Sunday, August 16, 2009


Please welcome my guest blogger, Gary Presley, author of SEVEN WHEELCHAIRS: A LIFE BEYOND POLIO. You can learn more about Gary at his website, The Washington Post, and The New York Times Review

Creative Nonfiction
I began to publish about fifteen years ago writing nonfiction articles --mostly history, but a little humor. And then I discovered creative nonfiction, both in the essay form (Richard Selzer is the master as far as I'm concerned) and in longer works (Into Thin Air, The Perfect Storm), and I found my true passion. Since then, I have published numerous creative nonfiction essays, and one memoir, woven through with elements of the genre.
I've often thought about why creative nonfiction appeals to me. I think I have moved away from craving information – I get that from newspapers and biographies and history books -- to stimulate my mind by turning over facts to examine them and thereby reveal the story that tells a greater truth. And so it may be for you.
In fact, I believe we all crave Story, seeking to fill the same emotional hole in our spirits that might have been expressed around campfires thousands of years ago, a time when we had nothing but a flint-pointed stick to protect ourselves from the bloody beasts of the forest intent on blood and slaughter.
Of course, creative nonfiction is more than story, especially when it is expressed by a powerful and observant intellect. That's where "writer visibility" is revealed--when the author becomes part of the story, either as observer or participant.
Other elements making up the genre?
· Scene
· Drama
· Back story
· Character
· Dialog
· Sensory revelations and amplification
· Introspection and references
· Lyrical language
I believe that memoir can provide some of the best creative nonfiction. Others disagree, noting that memoir should be regarded as a separate genre. I do suggest, however, that the writing encompassed in Richard Selzer's work, for example, illustrates how the two become one. I recommend his work highly. Start with Letters to a Young Doctor or Confessions of a Knife.
Where else to begin? Perhaps with some of the seminal works of "narrative journalism" or "new journalism," which provided the best description of the genre before the label "creative nonfiction" was applied around three decades ago. You can find two of them, both by Gay Talese, readily on the web: "Frank Sinatra Has a Cold" and "Silent Season of a Hero."
Then there are the book-length works that are the foundation of the genre. In Cold Blood is one, but I suggest seeking out some of the criticism of Capote's true crime story after you read it. Tom Wolfe's The Right Stuff is an excellent choice among earlier works, as are Edward Abbey and Barry Lopez among others.
It's an exciting and stimulating genre, both for reading and writing. Don't be fooled, though. It is not an unwelcome blend of fiction and nonfiction. Creative nonfiction pieces, essays or book-length works, are factually accurate narratives told using the tools of fiction to better reveal truth. And Story.
Photo Credit: By Kathleen Purcell Photo
Gary Presley is the author of Seven Wheelchairs: A Life beyond Polio, a 2008 publication of The University of Iowa Press. His essays have appeared in, the Washington Post, and Notre Dame Magazine.

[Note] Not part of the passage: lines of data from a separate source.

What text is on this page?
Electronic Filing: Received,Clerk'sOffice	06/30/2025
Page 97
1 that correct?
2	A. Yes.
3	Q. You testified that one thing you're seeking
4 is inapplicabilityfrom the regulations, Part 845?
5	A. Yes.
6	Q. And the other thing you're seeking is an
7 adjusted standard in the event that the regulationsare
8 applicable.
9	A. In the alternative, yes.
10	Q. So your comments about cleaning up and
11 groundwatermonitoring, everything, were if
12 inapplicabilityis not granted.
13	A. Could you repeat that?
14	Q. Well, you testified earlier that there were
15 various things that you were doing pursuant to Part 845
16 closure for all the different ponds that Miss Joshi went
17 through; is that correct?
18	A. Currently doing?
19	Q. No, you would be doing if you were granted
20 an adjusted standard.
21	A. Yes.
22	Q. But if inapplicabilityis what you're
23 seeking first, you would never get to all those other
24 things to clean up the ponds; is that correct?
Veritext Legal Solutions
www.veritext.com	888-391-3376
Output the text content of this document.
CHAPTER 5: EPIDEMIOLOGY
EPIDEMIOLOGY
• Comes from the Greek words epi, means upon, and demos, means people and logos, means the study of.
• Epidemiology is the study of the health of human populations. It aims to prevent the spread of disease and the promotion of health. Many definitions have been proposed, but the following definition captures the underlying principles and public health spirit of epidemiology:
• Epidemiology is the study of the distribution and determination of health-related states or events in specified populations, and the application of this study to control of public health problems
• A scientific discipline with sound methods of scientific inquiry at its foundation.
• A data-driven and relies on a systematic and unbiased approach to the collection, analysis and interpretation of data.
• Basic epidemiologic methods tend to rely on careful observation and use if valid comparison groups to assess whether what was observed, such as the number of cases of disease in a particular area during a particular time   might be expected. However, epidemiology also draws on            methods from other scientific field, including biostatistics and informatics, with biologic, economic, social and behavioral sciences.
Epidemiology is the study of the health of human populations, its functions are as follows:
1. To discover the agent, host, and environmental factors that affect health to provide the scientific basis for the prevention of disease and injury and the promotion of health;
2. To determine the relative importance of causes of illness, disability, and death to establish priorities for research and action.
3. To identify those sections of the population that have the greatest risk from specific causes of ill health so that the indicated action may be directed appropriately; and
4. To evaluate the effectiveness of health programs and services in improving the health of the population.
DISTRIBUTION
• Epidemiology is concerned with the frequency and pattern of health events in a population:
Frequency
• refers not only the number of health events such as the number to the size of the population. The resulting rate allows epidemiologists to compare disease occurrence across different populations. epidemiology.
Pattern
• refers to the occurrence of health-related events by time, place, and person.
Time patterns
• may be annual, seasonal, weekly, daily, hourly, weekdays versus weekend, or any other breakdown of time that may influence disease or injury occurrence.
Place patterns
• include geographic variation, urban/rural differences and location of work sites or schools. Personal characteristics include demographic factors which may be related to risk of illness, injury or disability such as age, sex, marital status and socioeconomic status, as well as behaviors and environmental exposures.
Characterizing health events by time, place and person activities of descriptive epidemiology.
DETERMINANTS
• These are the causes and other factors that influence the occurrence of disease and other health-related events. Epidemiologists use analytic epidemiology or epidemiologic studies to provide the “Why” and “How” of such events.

  1. Thank you for guest blogging, Gary. Congratulations on your achievements. I'm going to read In Cold Blood again, my first read was 20+ years ago, then I'll check out the crits as you suggested.

    In order to truly appreciate creative nonfiction, it would seem to me that one must embrace creative license? They seem to go hand in hand.

    You've got me thinking, Gary. Thanks. My next stop is the library.

  2. Thanks for the info, Gary. A few years ago, I swore I'd never write nonfiction. Guess what I'm considering these days? Your blog was a good start.